The first two rules dealt with spatial contiguity. This one deals with temporal contiguity – rearranging code so that the uses of a given memory location are closer to one another in time, so that the location can stay cached for multiple uses.

Binary Resonance

So, let's try out our new loop-tiled implementation.

Question 4

What tile size would be appropriate for an 8KB cache with 64 byte cache lines? (Leave a little room for other variables like i, j, iLim, jLim, etc.).

Answer 4

Well, we have 128 cache lines. If we reserve 120 of them for tiles, and assume that each CacheHog needs just one cache line, then we can keep two tiles of 60 CacheHogs each in cache.

So, we try out the code with a tile size of 60 out and... Nothing. We're still at about 50 million cache misses.
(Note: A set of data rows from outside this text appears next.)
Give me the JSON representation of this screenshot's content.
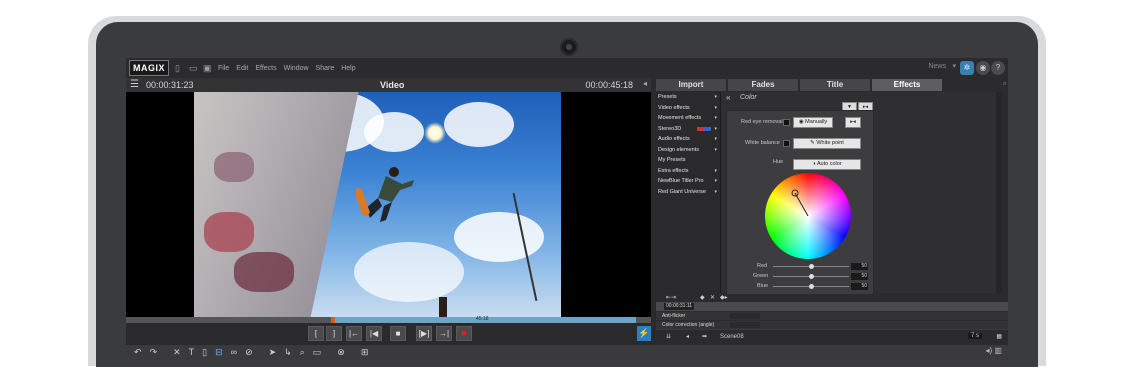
{
  "app": {
    "logo": "MAGIX",
    "menu": [
      "File",
      "Edit",
      "Effects",
      "Window",
      "Share",
      "Help"
    ],
    "news_label": "News"
  },
  "player": {
    "timecode_left": "00:00:31:23",
    "title": "Video",
    "timecode_right": "00:00:45:18",
    "scrub_label": "45:18",
    "progress_fraction": 0.58
  },
  "tabs": [
    "Import",
    "Fades",
    "Title",
    "Effects"
  ],
  "active_tab": "Effects",
  "effects_list": [
    "Presets",
    "Video effects",
    "Movement effects",
    "Stereo3D",
    "Audio effects",
    "Design elements",
    "My Presets",
    "Extra effects",
    "NewBlue Titler Pro",
    "Red Giant Universe"
  ],
  "color_panel": {
    "title": "Color",
    "red_eye_label": "Red eye removal",
    "manually_btn": "Manually",
    "white_balance_label": "White balance",
    "white_point_btn": "White point",
    "hue_label": "Hue",
    "auto_color_btn": "Auto color",
    "sliders": [
      {
        "label": "Red",
        "value": "50"
      },
      {
        "label": "Green",
        "value": "50"
      },
      {
        "label": "Blue",
        "value": "50"
      }
    ]
  },
  "timeline": {
    "timecode": "00:00:31:11",
    "tracks": [
      "Anti-flicker",
      "Color correction (angle)"
    ],
    "scene_label": "Scene08",
    "zoom_label": "7 s"
  },
  "colors": {
    "accent": "#2e7fc2",
    "record": "#e02020"
  }
}
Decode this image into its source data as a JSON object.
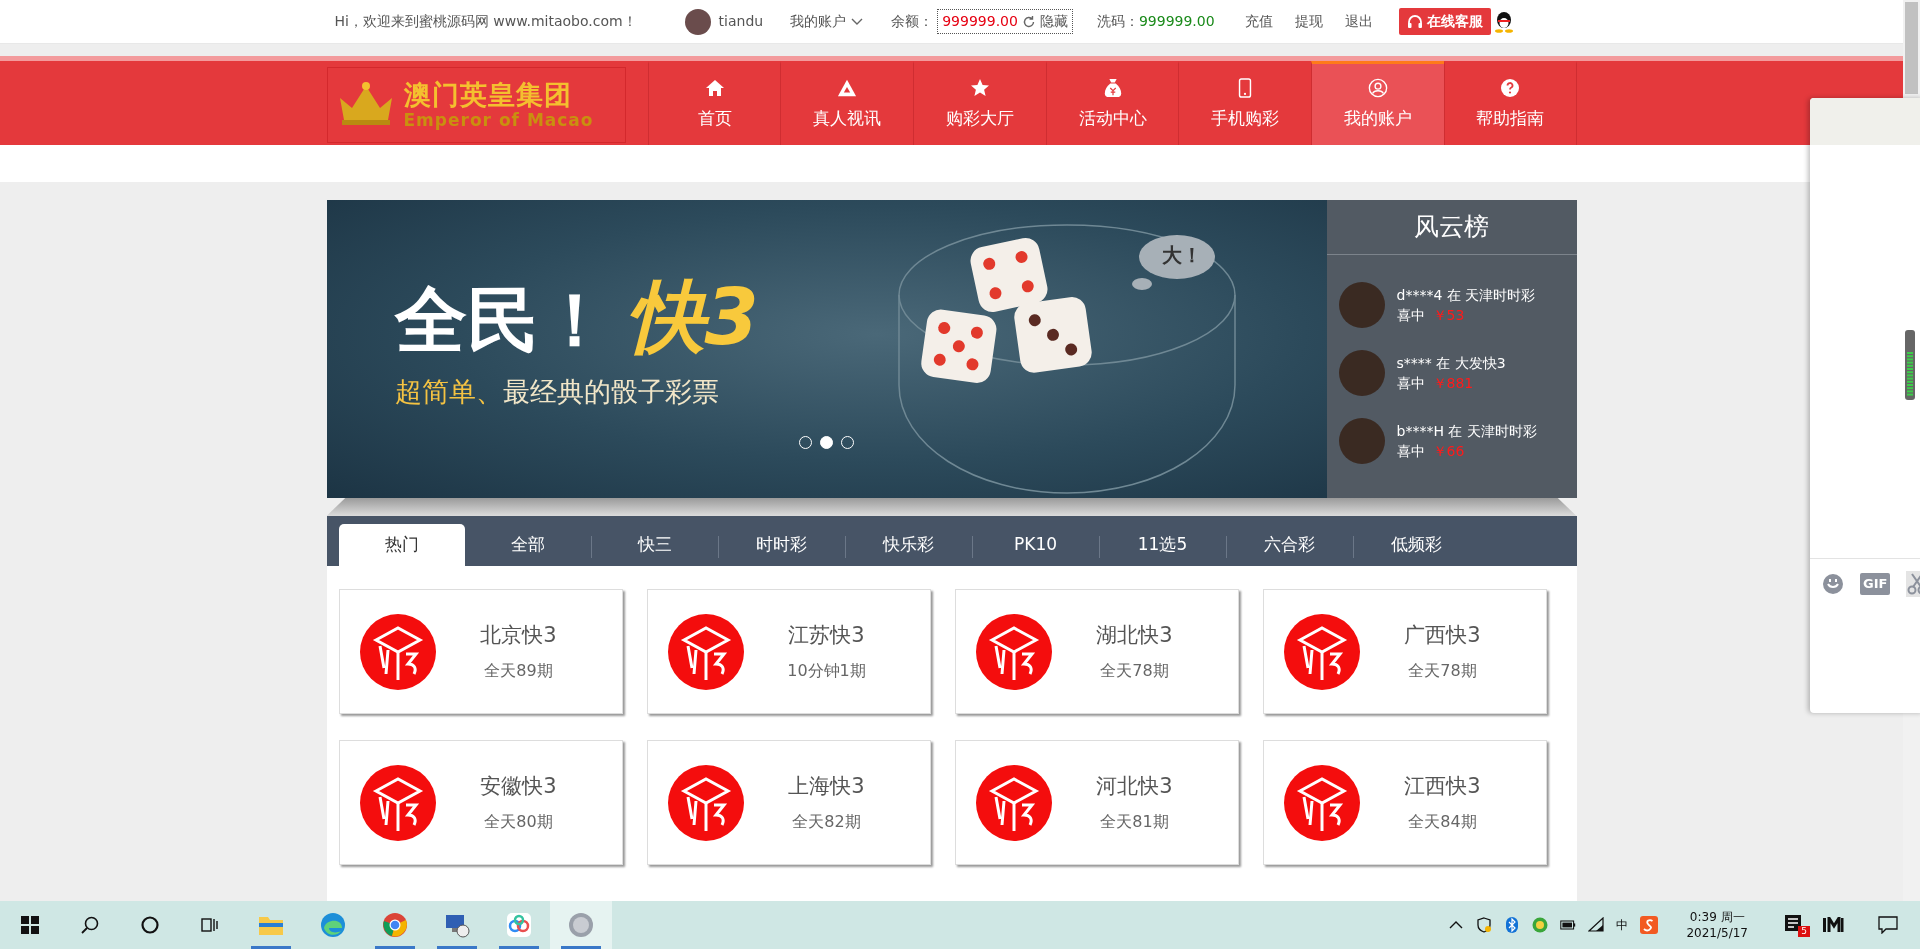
{
  "topbar": {
    "welcome": "Hi，欢迎来到蜜桃源码网 www.mitaobo.com！",
    "username": "tiandu",
    "account_menu": "我的账户",
    "balance_label": "余额：",
    "balance": "999999.00",
    "hide_label": "隐藏",
    "wash_label": "洗码：",
    "wash": "999999.00",
    "links": [
      "充值",
      "提现",
      "退出"
    ],
    "service_button": "在线客服"
  },
  "logo": {
    "title": "澳门英皇集团",
    "subtitle": "Emperor of Macao"
  },
  "nav": [
    {
      "label": "首页",
      "selected": false
    },
    {
      "label": "真人视讯",
      "selected": false
    },
    {
      "label": "购彩大厅",
      "selected": false
    },
    {
      "label": "活动中心",
      "selected": false
    },
    {
      "label": "手机购彩",
      "selected": false
    },
    {
      "label": "我的账户",
      "selected": true
    },
    {
      "label": "帮助指南",
      "selected": false
    }
  ],
  "banner": {
    "headline": "全民！",
    "headline_highlight": "快3",
    "subtitle_highlight": "超简单、",
    "subtitle": "最经典的骰子彩票",
    "bubble": "大！",
    "slides": [
      {
        "selected": false
      },
      {
        "selected": true
      },
      {
        "selected": false
      }
    ]
  },
  "leaderboard": {
    "title": "风云榜",
    "entries": [
      {
        "line": "d****4 在 天津时时彩",
        "won_label": "喜中",
        "amount": "￥53"
      },
      {
        "line": "s**** 在 大发快3",
        "won_label": "喜中",
        "amount": "￥881"
      },
      {
        "line": "b****H 在 天津时时彩",
        "won_label": "喜中",
        "amount": "￥66"
      }
    ]
  },
  "game_tabs": [
    {
      "label": "热门",
      "selected": true
    },
    {
      "label": "全部",
      "selected": false
    },
    {
      "label": "快三",
      "selected": false
    },
    {
      "label": "时时彩",
      "selected": false
    },
    {
      "label": "快乐彩",
      "selected": false
    },
    {
      "label": "PK10",
      "selected": false
    },
    {
      "label": "11选5",
      "selected": false
    },
    {
      "label": "六合彩",
      "selected": false
    },
    {
      "label": "低频彩",
      "selected": false
    }
  ],
  "games": [
    {
      "name": "北京快3",
      "schedule": "全天89期"
    },
    {
      "name": "江苏快3",
      "schedule": "10分钟1期"
    },
    {
      "name": "湖北快3",
      "schedule": "全天78期"
    },
    {
      "name": "广西快3",
      "schedule": "全天78期"
    },
    {
      "name": "安徽快3",
      "schedule": "全天80期"
    },
    {
      "name": "上海快3",
      "schedule": "全天82期"
    },
    {
      "name": "河北快3",
      "schedule": "全天81期"
    },
    {
      "name": "江西快3",
      "schedule": "全天84期"
    }
  ],
  "chat_popup": {
    "gif": "GIF"
  },
  "taskbar": {
    "apps": [
      {
        "running": true,
        "selected": false
      },
      {
        "running": false,
        "selected": false
      },
      {
        "running": true,
        "selected": false
      },
      {
        "running": true,
        "selected": false
      },
      {
        "running": true,
        "selected": false
      },
      {
        "running": true,
        "selected": true
      }
    ],
    "ime": "中",
    "time": "0:39 周一",
    "date": "2021/5/17",
    "notification_count": "5"
  }
}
OK, so maybe we miscalculated. Let's try a smaller tile size, maybe 8....

Same result. This is irritating. So, what's going on here? It's almost as if our cache is a lot smaller than we thought, and indeed that's effectively what's happening. Get ready to use all that deep cache architecture we learned in the prior segments.

Question 5

Consider the cache size of 8K, cache line size of 64B, and associativity of 4. How many cache sets are there?

Answer 5

128 cache lines, but just 32 cache sets.

Question 6

OK, now consider carefully the size of a CacheHog. How many different cache sets will be used by accessing tag1 and tag2 from each CacheHog in a contiguous array of them? To which cache sets, in other words, do all the tag fields in the array map?

Answer 6

CacheHogs are exactly 1024 bytes long, so each pair of tag fields in successive array elements is 1024 bytes apart, or 1024/64 = 16 cache lines apart. They map to every 16th cache set, which in a 32 set cache means they'll all map into just two cache sets.
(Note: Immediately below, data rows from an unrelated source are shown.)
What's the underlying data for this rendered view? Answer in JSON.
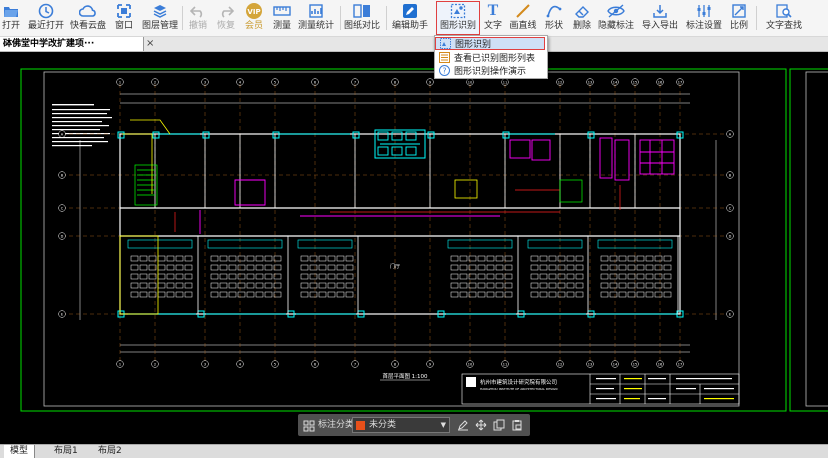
{
  "toolbar": {
    "buttons": [
      {
        "id": "open",
        "label": "打开",
        "icon": "folder-open-icon"
      },
      {
        "id": "recent",
        "label": "最近打开",
        "icon": "clock-icon"
      },
      {
        "id": "cloud",
        "label": "快看云盘",
        "icon": "cloud-icon"
      },
      {
        "id": "window",
        "label": "窗口",
        "icon": "window-icon"
      },
      {
        "id": "layers",
        "label": "图层管理",
        "icon": "layers-icon"
      },
      {
        "id": "undo",
        "label": "撤销",
        "icon": "undo-icon"
      },
      {
        "id": "redo",
        "label": "恢复",
        "icon": "redo-icon"
      },
      {
        "id": "vip",
        "label": "会员",
        "icon": "vip-icon",
        "badge": "VIP"
      },
      {
        "id": "measure",
        "label": "测量",
        "icon": "ruler-icon"
      },
      {
        "id": "measure_stats",
        "label": "测量统计",
        "icon": "measure-stats-icon"
      },
      {
        "id": "compare",
        "label": "图纸对比",
        "icon": "compare-icon"
      },
      {
        "id": "edit_helper",
        "label": "编辑助手",
        "icon": "edit-helper-icon"
      },
      {
        "id": "shape_recog",
        "label": "图形识别",
        "icon": "shape-recognition-icon"
      },
      {
        "id": "text",
        "label": "文字",
        "icon": "text-icon",
        "glyph": "T"
      },
      {
        "id": "line",
        "label": "画直线",
        "icon": "line-icon"
      },
      {
        "id": "shape",
        "label": "形状",
        "icon": "shape-icon"
      },
      {
        "id": "erase",
        "label": "删除",
        "icon": "eraser-icon"
      },
      {
        "id": "hide_mark",
        "label": "隐藏标注",
        "icon": "eye-hide-icon"
      },
      {
        "id": "import_mark",
        "label": "导入导出",
        "icon": "import-export-icon"
      },
      {
        "id": "mark_settings",
        "label": "标注设置",
        "icon": "mark-settings-icon"
      },
      {
        "id": "scale",
        "label": "比例",
        "icon": "scale-icon"
      },
      {
        "id": "text_search",
        "label": "文字查找",
        "icon": "text-search-icon"
      }
    ]
  },
  "document_tab": {
    "title": "砵佛堂中学改扩建项···",
    "close": "×"
  },
  "dropdown_menu": {
    "items": [
      {
        "label": "图形识别",
        "icon": "shape-recognition-icon"
      },
      {
        "label": "查看已识别图形列表",
        "icon": "list-icon"
      },
      {
        "label": "图形识别操作演示",
        "icon": "help-icon",
        "glyph": "?"
      }
    ]
  },
  "drawing": {
    "company": "杭州市建筑设计研究院有限公司",
    "company_en": "HANGZHOU INSTITUTE OF ARCHITECTURAL DESIGN",
    "plan_title": "首层平面图 1:100",
    "column_labels": [
      "1",
      "2",
      "3",
      "4",
      "5",
      "6",
      "7",
      "8",
      "9",
      "10",
      "11",
      "12",
      "13",
      "14",
      "15",
      "16",
      "17"
    ],
    "row_labels": [
      "A",
      "B",
      "C",
      "D",
      "E"
    ],
    "room_label": "门厅"
  },
  "float_toolbar": {
    "category_label": "标注分类",
    "selected_category": "未分类",
    "category_color": "#e8501a"
  },
  "bottom_tabs": [
    "模型",
    "布局1",
    "布局2"
  ],
  "colors": {
    "accent": "#1f6fd0",
    "highlight_border": "#e04040",
    "canvas": "#000000",
    "cyan": "#00ffff",
    "magenta": "#ff00ff"
  }
}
So, we're hitting just 1/16 of our cache, a total of 8 cache lines in two cache sets. It's as if 15/16ths of the cache weren't even there.
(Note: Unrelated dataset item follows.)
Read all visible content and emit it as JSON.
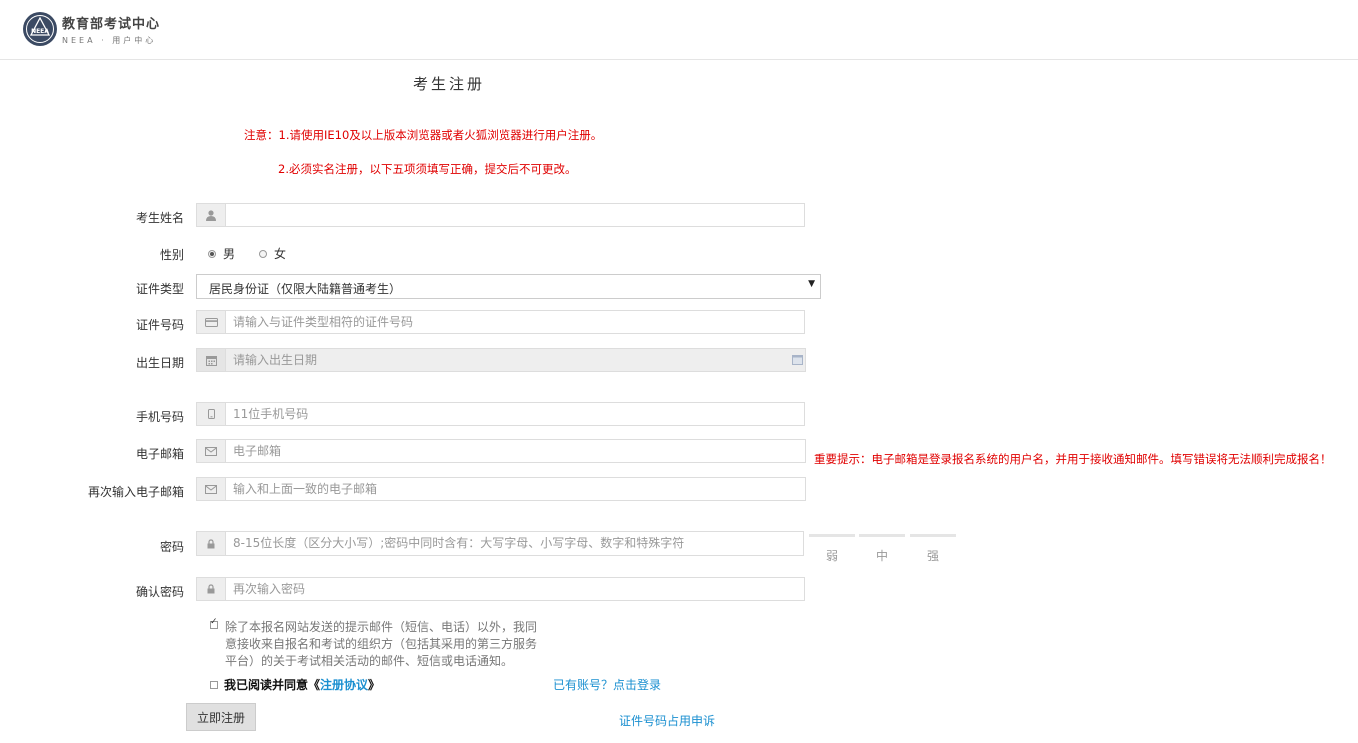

Let's reality-check that. Trying a tile size of 4, so we can fit two tiles into this 8 cache line area, we find...

We get an improvement! It's just a 50-60% reduction, down to 22 million misses, but at least something's happening. The reason it's not better is that with a tile size of 4 we're getting 4 cache misses to load each tile, with just 16 pairs between each set of tiles, so a 25% cache miss rate is inevitable. Plus, at least some of the other variables that also need cache are probably hitting the same cache sets that our tiles are overusing.

The fix is to stagger CacheHogs so they don't line up so neatly. It's that binary-powered length of 1024 that's creating what we might call binary resonance between the vals array and the cache. A simple fix would be to add a dummy 16 bytes or so to the end of each CacheHog to break this resonance. Doing so, in CountInversions4.c, we find...

Wow. 1.5 million misses, or a rate of about .5% for the line in question, and .2% for the program overall. That's about as good as it gets. And running the program we find an execution time of...

under .5 s

Sure beats the 7s or so we started with, by a factor of around 15x, and it's all due to reorganizing for cache efficiency.

Based on this, let's add a fourth rule:

Cache Optimization Rule 4: Break up binary resonance

And note that this last rule, and the diagnosis that led to it, requires a full understanding of cache architecture, as well as knowledge of the cache parameters for the machine under study.